Re: [RFC 7/11] virtio_pci: new, capability-aware driver.
From: Rusty Russell <hidden>
Date: 2012-01-13 03:22:28
On Thu, 12 Jan 2012 08:00:10 +0200, "Michael S. Tsirkin" [off-list ref] wrote:
On Thu, Jan 12, 2012 at 12:31:09PM +1030, Rusty Russell wrote:quoted
If we use a 32-bit counter, we also get this though, right? If counter has changed, it's a config interrupt...But we need an exit to read the counter. We can put the counter in memory but this looks suspiciously like a simplified VQ - so why not use a VQ then?
Because now a driver first gets the data from config space. But from then on, they have to get it from the vq, and ignore the config space. That's a bit weird.
quoted
quoted
If we do require config VQ anyway, why not use it to notify guest of config changes? Guest could pre-post an in buffer and host uses that.We could, but it's an additional burden on each device. vqs are cheap, but not free. And the config area is so damn convenient...Not if you start playing with counters, checking it twice, reinvent all kind of barriers ...

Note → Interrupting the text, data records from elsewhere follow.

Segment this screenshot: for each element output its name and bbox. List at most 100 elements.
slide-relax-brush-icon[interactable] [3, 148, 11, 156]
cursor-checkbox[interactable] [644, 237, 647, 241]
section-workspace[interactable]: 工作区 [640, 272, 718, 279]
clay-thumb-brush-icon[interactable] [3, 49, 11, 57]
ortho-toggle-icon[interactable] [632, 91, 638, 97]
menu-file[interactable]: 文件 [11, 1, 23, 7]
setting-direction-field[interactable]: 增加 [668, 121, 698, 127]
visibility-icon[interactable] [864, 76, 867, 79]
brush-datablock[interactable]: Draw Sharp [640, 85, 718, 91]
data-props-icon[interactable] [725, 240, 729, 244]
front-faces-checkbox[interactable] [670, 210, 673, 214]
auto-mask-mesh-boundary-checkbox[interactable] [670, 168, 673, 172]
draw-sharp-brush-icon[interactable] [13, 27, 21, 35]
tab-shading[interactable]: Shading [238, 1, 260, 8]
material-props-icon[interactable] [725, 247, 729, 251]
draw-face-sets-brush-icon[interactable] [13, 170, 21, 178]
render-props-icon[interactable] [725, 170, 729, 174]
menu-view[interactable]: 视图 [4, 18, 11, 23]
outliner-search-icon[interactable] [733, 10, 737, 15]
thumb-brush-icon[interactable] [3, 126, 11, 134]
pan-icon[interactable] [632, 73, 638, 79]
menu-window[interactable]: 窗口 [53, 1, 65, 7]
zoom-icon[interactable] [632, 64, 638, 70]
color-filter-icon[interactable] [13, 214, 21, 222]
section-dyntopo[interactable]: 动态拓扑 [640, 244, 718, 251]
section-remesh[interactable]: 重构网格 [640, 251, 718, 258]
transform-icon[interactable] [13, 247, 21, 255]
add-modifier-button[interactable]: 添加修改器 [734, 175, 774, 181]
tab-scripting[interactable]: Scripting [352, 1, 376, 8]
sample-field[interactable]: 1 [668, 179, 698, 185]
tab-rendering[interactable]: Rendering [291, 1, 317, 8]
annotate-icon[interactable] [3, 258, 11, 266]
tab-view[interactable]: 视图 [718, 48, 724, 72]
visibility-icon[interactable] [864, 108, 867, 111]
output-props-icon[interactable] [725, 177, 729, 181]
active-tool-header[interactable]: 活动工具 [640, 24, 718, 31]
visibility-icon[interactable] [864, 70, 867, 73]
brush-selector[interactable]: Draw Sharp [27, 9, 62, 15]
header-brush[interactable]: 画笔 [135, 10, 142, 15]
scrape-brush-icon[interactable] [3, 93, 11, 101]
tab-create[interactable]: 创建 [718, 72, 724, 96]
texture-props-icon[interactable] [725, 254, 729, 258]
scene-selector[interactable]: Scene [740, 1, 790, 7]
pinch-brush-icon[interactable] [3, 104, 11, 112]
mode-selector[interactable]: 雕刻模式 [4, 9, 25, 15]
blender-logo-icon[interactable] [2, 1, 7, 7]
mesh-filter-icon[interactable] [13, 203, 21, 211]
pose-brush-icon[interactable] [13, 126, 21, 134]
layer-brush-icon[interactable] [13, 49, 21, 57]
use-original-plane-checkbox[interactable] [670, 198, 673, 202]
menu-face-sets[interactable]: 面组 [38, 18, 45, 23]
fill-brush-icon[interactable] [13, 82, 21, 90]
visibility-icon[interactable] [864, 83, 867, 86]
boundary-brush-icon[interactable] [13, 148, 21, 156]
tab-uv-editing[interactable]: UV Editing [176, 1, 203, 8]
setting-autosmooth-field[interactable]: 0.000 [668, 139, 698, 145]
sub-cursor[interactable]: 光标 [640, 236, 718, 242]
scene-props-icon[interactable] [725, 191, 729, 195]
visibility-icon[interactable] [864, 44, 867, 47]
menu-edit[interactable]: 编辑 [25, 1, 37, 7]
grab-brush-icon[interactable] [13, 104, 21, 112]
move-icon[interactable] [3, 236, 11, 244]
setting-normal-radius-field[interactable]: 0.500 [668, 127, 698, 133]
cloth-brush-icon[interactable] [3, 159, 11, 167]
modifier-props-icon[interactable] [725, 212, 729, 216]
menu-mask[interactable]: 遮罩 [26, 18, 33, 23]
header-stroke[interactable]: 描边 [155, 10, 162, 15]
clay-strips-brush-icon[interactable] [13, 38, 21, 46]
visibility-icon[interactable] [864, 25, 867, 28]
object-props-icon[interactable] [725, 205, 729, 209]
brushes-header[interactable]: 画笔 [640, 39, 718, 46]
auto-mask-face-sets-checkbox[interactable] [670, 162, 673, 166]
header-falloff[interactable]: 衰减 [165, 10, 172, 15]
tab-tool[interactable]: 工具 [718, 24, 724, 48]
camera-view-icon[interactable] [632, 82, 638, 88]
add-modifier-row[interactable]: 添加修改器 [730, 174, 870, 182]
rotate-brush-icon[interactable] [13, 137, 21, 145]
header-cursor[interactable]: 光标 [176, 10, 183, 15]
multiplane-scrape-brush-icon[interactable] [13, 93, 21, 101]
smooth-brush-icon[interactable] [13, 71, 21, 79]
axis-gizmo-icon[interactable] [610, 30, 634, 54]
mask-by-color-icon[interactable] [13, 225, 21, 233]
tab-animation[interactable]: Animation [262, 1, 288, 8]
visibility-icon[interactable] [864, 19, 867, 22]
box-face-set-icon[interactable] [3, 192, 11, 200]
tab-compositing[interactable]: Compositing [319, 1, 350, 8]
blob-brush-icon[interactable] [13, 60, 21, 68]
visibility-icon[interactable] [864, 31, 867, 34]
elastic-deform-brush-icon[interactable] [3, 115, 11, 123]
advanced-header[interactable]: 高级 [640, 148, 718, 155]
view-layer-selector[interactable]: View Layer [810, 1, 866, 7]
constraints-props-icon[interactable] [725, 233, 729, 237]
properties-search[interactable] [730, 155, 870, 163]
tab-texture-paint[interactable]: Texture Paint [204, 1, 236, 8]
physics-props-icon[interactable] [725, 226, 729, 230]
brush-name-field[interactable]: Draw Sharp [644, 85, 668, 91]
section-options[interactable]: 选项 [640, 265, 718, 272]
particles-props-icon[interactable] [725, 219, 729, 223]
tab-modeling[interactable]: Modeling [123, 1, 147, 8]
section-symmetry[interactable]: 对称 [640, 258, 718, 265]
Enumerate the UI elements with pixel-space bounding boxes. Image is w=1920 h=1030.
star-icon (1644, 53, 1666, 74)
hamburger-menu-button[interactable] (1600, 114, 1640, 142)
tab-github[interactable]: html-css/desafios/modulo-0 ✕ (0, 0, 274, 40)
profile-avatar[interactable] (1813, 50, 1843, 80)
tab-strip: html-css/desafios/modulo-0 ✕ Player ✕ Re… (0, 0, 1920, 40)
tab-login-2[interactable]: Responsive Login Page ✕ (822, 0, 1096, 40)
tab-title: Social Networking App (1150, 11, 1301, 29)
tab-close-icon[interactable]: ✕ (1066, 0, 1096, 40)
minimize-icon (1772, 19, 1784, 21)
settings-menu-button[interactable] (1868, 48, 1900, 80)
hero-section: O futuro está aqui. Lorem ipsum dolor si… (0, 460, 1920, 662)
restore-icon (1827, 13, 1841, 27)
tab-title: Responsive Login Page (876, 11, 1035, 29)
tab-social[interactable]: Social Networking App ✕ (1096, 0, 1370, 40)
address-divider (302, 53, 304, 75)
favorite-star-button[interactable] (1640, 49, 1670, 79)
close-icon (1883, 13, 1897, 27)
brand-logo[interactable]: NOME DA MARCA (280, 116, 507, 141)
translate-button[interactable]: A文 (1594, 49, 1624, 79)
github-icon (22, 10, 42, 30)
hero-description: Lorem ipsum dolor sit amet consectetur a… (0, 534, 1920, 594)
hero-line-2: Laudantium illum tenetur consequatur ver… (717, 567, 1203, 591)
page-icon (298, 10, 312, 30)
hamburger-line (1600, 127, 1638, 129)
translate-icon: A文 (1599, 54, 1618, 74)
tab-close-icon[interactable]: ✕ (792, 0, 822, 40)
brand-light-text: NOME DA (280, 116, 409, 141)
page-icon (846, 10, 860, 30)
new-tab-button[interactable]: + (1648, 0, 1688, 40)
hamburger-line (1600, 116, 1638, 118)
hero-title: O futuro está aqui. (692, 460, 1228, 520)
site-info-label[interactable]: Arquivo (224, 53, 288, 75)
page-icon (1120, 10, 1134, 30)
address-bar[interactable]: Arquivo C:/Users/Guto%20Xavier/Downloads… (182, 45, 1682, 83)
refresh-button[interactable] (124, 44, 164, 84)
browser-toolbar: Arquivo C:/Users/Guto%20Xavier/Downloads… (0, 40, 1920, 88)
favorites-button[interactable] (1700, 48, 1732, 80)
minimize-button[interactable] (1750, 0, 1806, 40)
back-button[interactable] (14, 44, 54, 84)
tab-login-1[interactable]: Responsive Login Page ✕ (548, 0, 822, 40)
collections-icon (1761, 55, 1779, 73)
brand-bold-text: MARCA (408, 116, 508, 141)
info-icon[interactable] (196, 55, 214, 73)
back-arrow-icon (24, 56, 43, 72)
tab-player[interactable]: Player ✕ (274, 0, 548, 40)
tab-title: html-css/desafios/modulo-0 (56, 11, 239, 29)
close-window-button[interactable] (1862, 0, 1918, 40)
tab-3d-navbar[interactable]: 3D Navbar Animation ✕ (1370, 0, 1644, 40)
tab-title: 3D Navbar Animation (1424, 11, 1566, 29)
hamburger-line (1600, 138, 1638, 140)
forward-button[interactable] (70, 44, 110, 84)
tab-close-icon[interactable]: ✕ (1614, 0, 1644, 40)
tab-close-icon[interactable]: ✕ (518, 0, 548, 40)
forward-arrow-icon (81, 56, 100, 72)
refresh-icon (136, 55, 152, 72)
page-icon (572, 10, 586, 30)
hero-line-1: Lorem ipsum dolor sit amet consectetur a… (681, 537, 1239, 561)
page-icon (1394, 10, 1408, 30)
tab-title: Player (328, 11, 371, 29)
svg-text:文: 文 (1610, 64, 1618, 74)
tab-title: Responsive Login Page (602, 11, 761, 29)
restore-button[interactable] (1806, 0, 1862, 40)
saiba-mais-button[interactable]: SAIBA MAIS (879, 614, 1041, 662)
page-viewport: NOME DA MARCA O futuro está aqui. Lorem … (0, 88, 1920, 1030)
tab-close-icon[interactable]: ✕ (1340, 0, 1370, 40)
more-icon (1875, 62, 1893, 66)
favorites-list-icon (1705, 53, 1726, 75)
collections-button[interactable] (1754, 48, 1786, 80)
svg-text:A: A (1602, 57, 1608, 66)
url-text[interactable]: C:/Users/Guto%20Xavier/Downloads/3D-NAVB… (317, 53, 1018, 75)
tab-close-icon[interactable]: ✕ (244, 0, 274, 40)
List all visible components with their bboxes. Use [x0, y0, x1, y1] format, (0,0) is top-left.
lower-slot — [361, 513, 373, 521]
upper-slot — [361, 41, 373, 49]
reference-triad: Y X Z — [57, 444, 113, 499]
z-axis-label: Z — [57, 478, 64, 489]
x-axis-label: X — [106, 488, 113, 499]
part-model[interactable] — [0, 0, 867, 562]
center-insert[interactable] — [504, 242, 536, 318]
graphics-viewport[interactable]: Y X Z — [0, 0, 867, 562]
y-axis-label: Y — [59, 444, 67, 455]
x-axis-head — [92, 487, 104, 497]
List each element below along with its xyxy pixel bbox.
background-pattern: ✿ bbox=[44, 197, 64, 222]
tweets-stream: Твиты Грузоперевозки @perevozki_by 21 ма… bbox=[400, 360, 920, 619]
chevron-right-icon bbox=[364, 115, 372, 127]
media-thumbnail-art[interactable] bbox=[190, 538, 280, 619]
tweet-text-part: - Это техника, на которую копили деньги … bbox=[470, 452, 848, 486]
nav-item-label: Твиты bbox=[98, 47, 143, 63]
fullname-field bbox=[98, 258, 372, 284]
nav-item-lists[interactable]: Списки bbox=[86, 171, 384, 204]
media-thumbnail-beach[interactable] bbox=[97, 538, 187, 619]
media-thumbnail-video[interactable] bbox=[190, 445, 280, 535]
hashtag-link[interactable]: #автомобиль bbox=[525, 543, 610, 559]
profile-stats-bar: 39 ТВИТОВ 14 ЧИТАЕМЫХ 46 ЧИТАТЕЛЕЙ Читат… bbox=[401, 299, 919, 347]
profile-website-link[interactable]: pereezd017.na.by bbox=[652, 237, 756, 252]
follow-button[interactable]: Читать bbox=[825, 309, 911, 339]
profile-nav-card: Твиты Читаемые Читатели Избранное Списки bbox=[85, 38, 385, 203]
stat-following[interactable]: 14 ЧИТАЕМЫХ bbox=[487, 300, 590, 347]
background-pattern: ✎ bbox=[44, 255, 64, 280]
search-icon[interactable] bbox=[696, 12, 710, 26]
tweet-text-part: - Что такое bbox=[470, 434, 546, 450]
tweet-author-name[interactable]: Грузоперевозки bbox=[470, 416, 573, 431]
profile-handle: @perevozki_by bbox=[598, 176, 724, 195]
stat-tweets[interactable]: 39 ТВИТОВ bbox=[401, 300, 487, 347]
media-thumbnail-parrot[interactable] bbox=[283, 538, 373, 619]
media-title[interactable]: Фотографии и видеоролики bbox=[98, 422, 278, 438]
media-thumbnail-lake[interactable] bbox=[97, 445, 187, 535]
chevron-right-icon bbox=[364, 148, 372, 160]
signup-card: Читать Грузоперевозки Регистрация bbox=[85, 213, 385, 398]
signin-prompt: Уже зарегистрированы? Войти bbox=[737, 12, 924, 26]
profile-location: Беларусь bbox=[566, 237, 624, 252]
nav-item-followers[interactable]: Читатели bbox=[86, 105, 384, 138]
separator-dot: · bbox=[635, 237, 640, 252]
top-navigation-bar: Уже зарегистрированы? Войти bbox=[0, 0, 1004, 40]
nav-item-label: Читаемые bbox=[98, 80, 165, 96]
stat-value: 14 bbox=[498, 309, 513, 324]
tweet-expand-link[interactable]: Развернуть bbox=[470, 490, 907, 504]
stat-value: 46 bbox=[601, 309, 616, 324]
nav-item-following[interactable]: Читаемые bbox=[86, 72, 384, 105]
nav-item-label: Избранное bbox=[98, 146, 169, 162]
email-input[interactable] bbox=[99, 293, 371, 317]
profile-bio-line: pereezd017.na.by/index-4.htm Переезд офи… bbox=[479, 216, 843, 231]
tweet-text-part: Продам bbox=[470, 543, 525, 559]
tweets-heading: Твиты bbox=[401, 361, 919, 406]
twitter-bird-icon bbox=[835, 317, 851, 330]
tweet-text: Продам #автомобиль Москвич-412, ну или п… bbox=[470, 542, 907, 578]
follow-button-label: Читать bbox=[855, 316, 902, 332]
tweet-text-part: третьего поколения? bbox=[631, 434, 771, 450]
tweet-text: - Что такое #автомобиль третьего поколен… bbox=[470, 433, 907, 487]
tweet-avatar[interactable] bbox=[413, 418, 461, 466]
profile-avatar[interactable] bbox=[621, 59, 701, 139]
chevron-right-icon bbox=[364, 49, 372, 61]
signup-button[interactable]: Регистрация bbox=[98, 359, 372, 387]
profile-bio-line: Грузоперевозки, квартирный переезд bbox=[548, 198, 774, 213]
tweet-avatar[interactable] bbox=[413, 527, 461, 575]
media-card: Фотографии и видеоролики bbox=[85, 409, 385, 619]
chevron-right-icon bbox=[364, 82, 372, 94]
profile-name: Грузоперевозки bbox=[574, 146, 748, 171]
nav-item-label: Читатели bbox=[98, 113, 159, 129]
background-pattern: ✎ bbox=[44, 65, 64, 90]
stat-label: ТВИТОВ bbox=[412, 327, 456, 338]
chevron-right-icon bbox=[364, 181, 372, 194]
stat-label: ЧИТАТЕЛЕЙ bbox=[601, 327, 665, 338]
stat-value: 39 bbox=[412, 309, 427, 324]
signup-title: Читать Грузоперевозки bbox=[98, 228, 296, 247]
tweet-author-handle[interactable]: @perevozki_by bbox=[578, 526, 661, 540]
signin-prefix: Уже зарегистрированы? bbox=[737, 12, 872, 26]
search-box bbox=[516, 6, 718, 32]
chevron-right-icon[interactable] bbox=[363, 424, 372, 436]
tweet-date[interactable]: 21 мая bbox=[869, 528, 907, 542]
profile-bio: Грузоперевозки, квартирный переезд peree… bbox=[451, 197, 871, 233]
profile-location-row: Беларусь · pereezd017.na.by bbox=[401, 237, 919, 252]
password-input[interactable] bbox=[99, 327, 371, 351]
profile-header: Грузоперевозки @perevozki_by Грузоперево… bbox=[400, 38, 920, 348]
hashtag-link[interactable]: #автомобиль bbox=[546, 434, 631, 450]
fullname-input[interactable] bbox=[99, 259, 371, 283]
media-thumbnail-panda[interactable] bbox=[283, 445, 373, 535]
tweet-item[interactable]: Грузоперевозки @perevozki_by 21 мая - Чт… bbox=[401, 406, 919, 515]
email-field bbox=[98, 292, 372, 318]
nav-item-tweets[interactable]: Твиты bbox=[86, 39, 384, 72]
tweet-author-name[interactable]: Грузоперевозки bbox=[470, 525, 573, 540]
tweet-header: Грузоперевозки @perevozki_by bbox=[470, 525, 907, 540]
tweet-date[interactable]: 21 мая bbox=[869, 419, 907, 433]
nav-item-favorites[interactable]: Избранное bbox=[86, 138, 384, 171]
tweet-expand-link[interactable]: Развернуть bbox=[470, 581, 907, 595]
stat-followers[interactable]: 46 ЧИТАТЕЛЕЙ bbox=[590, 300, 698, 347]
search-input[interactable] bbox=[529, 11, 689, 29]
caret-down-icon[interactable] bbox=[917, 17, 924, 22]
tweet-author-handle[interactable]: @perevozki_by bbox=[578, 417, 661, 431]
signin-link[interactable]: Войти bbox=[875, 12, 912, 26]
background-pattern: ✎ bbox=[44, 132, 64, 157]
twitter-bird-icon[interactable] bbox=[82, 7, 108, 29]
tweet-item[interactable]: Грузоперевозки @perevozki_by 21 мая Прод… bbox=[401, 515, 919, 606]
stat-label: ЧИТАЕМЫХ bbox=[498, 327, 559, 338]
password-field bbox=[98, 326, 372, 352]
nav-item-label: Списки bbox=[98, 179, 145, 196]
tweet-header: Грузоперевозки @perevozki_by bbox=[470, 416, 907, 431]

None of that appears inside the driver, though. And let's be honest,
it's not *that* bad (very approx code):
static u32 vp_get_gen(struct virtio_pci_device *vp_dev)
{
u32 gen;
do {
gen = ioread32(vp_dev->ioaddr + VIRTIO_PCI_CONFIG_GEN);
} while (unlikely((gen & 1) == 1));
virtio_rmb();
return gen;
}
static bool vp_check_gen(struct virtio_pci_device *vp_dev, u32 gen)
{
virtio_rmb();
return ioread32(vp_dev->ioaddr + VIRTIO_PCI_CONFIG_GEN) == gen;
}
static void vp_get32(struct virtio_device *vdev, unsigned offset, u32 *buf)
{
struct virtio_pci_device *vp_dev = to_vp_device(vdev);
u32 gen;
do {
gen = vp_get_gen(vdev);
*buf = ioread32(vp_dev->ioaddr + VIRTIO_PCI_CONFIG(vp_dev) + offset);
} while (unlikely(!vp_check_gen(vp_dev, gen)));
}
...
quoted
It was suggested by others, but I think TCP Acks are the classic one. 12 + 14 + 20 + 40 = 86 bytes with virtio_net_hdr_mrg_rxbuf at the front.That's only the simplest IPv4, right? Anyway, this spans multiple descriptors so this complicates allocation significantly.
Yes, I think any general-but-useful inline will need to span multiple descriptors. That's part of the fun! Let's get totally crazy and implement our ring in stripes, like: 00 04 08 12 01 05 09 13 02 06 10 14 03 07 11 15 That way consecutive (32-byte) descriptors don't share a cacheline! (Not serious... quiet.)
quoted
Yes, I'm thinking #define VIRTIO_F_VIRTIO2 (-1). For PCI, this gets mapped into a "are we using the new config layout?". For others, it gets mapped into a transport-specific feature. (I'm sure you get it, but for the others) This is because I want to be draw a clear line between all the legacy stuff at the same time, not have to support part of it later because someone might not flip the feature bit.So my point is, config stuff and ring are completely separate, they are different layers.
Absolutely, and we should analyze them separately as well as together. *But* for maintenance is far easier if we only have to test new config+new ring and old config+old ring. They do interact, because remember, the allocation of the ring changes with new config, too... Cheers, Rusty.